Caid-Essebsi-Barack-Obama

Le sénat des Etats-Unis rejette une substantielle augmentation de l’aide américaine à la Tunisie, «seule réussite du Printemps arabe.»

Par Marwan Chahla

Le département d’Etat américain et plusieurs groupes de discussions de la Chambre des représentants ont donné leur feu vert au doublement de l’assistance économique et militaire américaine à la Tunisie, que justifient amplement la tenue d’élections libres irréprochables, l’année dernière, et la montée de la menace terroriste. Les sénateurs, eux, ne semblent pas avoir été convaincus: la semaine dernière, la chambre haute du législatif américain a approuvé un projet de loi qui réduit de 50 millions de dollars l’aide que l’administration Obama a requise auprès des législateurs des Etats-Unis – c’est-à-dire une enveloppe totale de 134 millions de dollars.

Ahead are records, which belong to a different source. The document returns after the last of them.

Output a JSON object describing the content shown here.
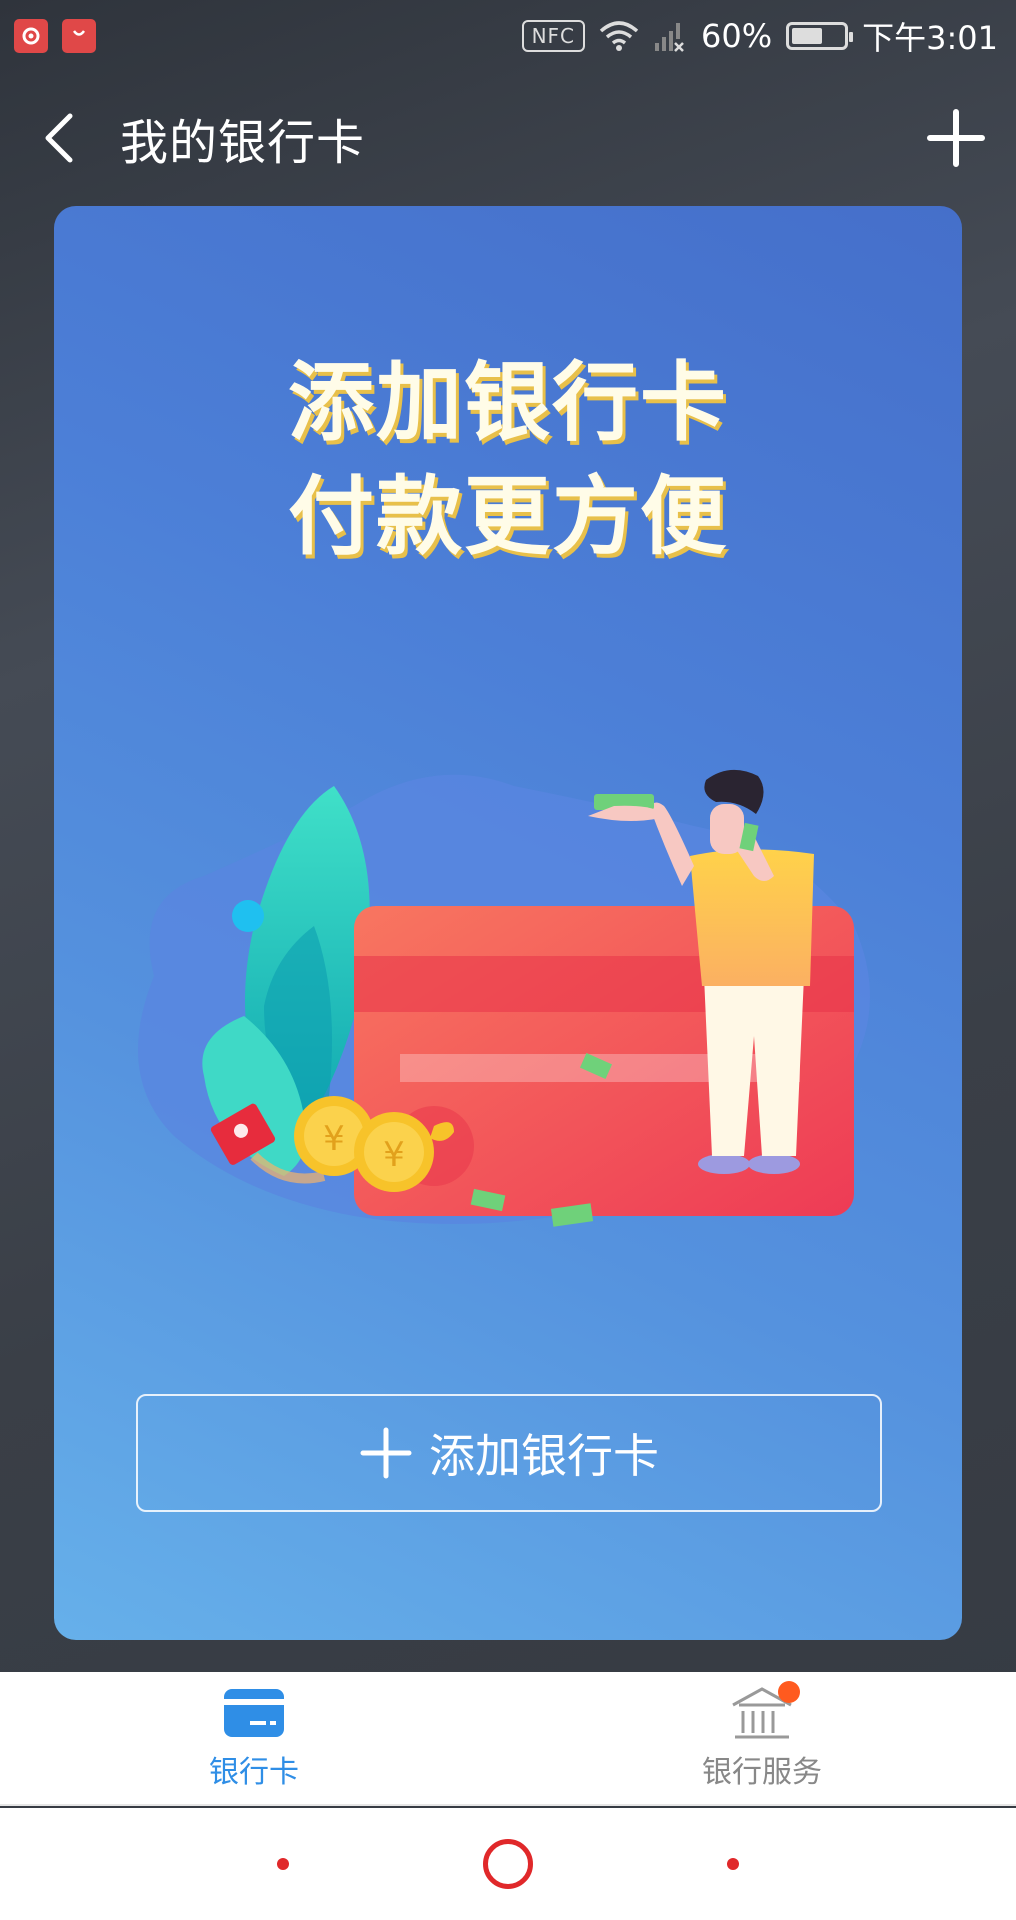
{
  "status_bar": {
    "nfc": "NFC",
    "battery": "60%",
    "time": "下午3:01"
  },
  "header": {
    "title": "我的银行卡"
  },
  "promo": {
    "line1": "添加银行卡",
    "line2": "付款更方便"
  },
  "add_button": {
    "label": "添加银行卡"
  },
  "tabs": [
    {
      "label": "银行卡",
      "active": true,
      "icon": "bank-card-icon"
    },
    {
      "label": "银行服务",
      "active": false,
      "icon": "bank-building-icon",
      "badge": true
    }
  ],
  "colors": {
    "accent": "#2f8ee6",
    "badge": "#ff5a1f",
    "title_gold": "#e8c04a"
  }
}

«Tournant crucial du parcours tunisien»

Le mois dernier, les représentants, au contraire, n’ont pas hésité un seul instant pour voter en faveur de la proposition qui leur a été soumise par le département d’Etat. Et le groupe de discussion du Moyen Orient de la commission des Affaires étrangères de la Chambre des représentants s’est réuni, mardi 14 juillet 2015, avec un trio d’experts pro-démocratie qui ont tous plaidé la cause de l’augmentation de l’aide à la Tunisie.

«Nous venons de clore nos discussions, aujourd’hui. Il ressort de cette réunion un accord total sur l’importance absolue de notre aide à la Tunisie, en ce tournant crucial du parcours de ce pays», a déclaré Ted Deutch, le représentant démocrate de la Floride au site ‘‘Al-Monitor’’, à la sortie de cette conférence-débat de la chambre basse du législatif américain, insistant que «cette approche est la bonne et j’espère que le Sénat fasse de même et qu’il apporte son soutien à cette proposition.»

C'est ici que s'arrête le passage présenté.